We just finished the first OLPC Game Jam, a 3-day fest of content creation that ended with 11 new games being played by a swarming room of elementary school kids from nearby Needham. Some of the developers walked in with no Python experience and very little Linux knowledge - and walked out with a fully functioning work of art in Pygame running on an XO. I was astounded. The next step is to get games packaged and ready for the June 25 mini-content release; some kids were asking where they could buy the games they tested, and were thrilled to hear they would be able to download and play them for free.
Ah, yes. Howdy! I'm Mel, a recent grad of Olin College, where I studied electrical engineering because that's what the dart landed on sophomore year (really; I have a picture of the dartboard).

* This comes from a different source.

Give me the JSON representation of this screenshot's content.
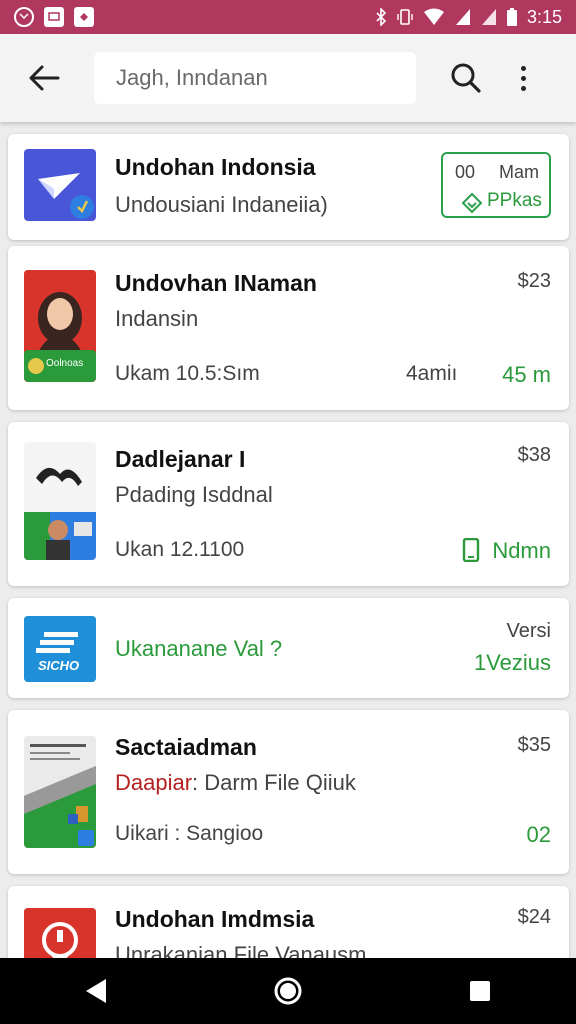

At the moment I'm recovering from organizing the Jam and firing up on a few more OLPC projects.
When not doing OLPC, you may find me penning math plays, arranging a capella music, learning to swingdance, writing about self-directed learning, or reading textbooks (some people appreciate and collect fine wines; for me it's textbooks). I'm working towards a trip around the world to study how engineers are educated in different cultures (note: that post is old and rough, and I'm working on a more refined research proposal now). I love soy milk, the color yellow, and leaning against a piano to hear the low notes crashing when someone's playing Beethoven.
Question of the day: What are the benefits and limitations of certification systems (degrees, rankings, diplomas) and how would a learning society function without them?